There are two Ashes. So far in this story we have only met Good Ash. Even on Monday night, when much booze was drunk, I don’t recall Bad Ash coming out. But earlier today we bought vodka, and Ash has been working his way through it at a fair lick. He can feel Bad Ash on his way, and he tells me so.
I meet these warnings with a mixture of excitement and trepidation. On the one hand, Bad Ash might do something that embarrasses and humiliates me by association, and possibly even puts a bit of a downer on the rest of the week. On the other hand, there could be blackmail money to be made. I weigh up the pros and cons for a bit, then start making attempts to speed up Bad Ash’s arrival. This mainly consists of hyping Bad Ash up to anyone that’s listening, which is just Nina basically, and I’m not even sure if she is listening. She’d better be. She could be in danger.
So Legion Of The Damned take to the stage and Ash starts headbanging and playing air guitar. At least that’s what outward appearances would suggest he’s doing. But I know the truth. He’s wrestling with the demon inside. His struggle is in vain however, for it has been foretold – Bad Ash shall emerge on this night.
Watching Good Ash turning into Bad Ash is like that scene at the end of Terminator 2 when the T-1000 melts its way through all the different people it has mimicked over the preceding two hours.
I told Nina that if she knew of a hand gesture that could be used to ward off evil, then now would be a good time to use it…
…so she did.
All three of us (four if you count Good Ash and Bad Ash as two separate entities) very much enjoy Legion Of The Damned, Ash once again disregarding his rule about being able to hear the words. They’re very formulaic, but their performance is tight and the songs are all headbanging-tastic. When they’re done, Ash points out that my hat is emitting an ominous looking red aura, so I head back to the campsite to leave it in my tent where hopefully it won’t do anyone any harm.
Earlier in the day Croatian Guy had asked me if Ash and myself would go with him when he went to tell the noisy Germans not to be so noisy again. He said he’d gone alone to tell another group to keep it down late/early the previous night, and they had done as they were told.

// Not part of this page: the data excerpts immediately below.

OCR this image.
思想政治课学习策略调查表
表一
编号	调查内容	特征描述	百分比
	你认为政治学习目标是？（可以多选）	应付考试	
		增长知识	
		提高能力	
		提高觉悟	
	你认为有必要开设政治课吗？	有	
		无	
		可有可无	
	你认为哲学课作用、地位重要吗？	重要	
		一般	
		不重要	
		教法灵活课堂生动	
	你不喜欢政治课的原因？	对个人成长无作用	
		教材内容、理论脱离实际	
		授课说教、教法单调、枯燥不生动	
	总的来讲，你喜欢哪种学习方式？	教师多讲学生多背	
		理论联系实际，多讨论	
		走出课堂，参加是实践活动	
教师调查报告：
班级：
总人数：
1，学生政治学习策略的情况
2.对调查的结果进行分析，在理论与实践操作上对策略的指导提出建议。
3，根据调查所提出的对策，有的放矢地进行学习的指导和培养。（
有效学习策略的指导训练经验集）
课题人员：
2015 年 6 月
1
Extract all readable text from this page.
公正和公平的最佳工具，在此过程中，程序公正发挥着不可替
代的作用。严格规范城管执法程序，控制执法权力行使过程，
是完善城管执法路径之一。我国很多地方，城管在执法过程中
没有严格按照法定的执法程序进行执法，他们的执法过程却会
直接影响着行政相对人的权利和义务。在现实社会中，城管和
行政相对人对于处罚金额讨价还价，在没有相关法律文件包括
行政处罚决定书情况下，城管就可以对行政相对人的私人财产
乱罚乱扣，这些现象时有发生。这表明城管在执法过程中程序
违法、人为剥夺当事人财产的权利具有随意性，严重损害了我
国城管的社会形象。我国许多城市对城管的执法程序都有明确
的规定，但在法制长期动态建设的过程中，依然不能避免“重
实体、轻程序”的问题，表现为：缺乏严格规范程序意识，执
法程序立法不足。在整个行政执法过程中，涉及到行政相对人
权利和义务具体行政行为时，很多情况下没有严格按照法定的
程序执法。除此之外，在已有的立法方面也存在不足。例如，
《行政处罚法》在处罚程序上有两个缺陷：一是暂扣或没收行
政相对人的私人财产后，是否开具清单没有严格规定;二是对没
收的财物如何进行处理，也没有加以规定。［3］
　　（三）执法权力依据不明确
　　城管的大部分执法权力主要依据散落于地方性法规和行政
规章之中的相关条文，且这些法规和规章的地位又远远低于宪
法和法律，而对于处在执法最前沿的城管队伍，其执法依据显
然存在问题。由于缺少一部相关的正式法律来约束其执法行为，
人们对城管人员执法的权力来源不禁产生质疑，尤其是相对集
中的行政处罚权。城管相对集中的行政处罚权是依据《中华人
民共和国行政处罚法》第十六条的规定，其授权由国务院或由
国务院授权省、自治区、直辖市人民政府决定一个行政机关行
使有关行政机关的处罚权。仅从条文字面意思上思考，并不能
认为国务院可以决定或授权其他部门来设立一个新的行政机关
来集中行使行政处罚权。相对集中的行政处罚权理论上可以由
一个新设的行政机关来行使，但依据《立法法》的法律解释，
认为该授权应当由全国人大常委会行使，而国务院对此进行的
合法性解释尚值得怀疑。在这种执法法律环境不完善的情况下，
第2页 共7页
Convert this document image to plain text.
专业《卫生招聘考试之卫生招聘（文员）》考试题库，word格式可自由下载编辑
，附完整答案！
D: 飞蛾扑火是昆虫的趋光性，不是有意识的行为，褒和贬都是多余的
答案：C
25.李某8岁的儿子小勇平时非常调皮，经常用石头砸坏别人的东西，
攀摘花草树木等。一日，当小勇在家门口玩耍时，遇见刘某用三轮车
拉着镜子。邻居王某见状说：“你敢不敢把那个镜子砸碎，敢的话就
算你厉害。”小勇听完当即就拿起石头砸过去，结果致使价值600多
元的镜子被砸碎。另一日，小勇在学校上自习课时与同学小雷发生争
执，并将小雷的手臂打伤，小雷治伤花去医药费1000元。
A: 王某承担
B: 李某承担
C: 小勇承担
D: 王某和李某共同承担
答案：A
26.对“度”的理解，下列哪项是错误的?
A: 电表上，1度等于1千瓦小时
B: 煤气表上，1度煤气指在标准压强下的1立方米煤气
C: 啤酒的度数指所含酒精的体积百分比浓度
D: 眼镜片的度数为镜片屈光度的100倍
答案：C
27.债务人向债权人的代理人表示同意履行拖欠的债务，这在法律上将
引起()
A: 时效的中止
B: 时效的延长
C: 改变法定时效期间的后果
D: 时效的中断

But he thought the noisy German group was probably bigger (and had clearly been behaving much more obnoxiously), so it might be better if the other four Croats plus me and Ash went over with him.
He’d said, “I’ll tell them not to do it again and if they don’t listen I smash their equipment. I don’t care, they can sue me.”
I’d agreed on behalf of myself and Ash, suspecting we’d really have very little to do, having realised during this conversation just how intimidating Croatian Guy really was. He was being so totally matter-of-fact about it, with absolutely no bravado or machismo, that I felt absolutely no doubt that he meant what he was saying and was 100% confident that he would not be stopped should he decide to take drastic measures.
He’s not really that big a guy, and he doesn’t project a tough image – no tattoos or piercings or anything like that. He doesn’t even have a tough sounding voice – it’s quite high pitched. He just has a calm self-assuredness that I remember had me thinking, “Sure I’ll come and back you up, Croatian Guy. I’ll just be so, so glad to be on your side. Thank you, sir.” while I was trying to appear all cool about the whole thing.
It didn’t happen though, what with everyone coming and going from camp at different times. And when I come back to camp to dispose of my possessed hat, Croatian Guy is there and tells me in the end he just went alone. As I suspected, he didn’t really need backing up anyway, and those Germans were much better behaved for the remainder of the week. They even built themselves a castle should they need to defend their gigantic stereo from Croatian attack…
There’s no way in the world that would have held him at bay.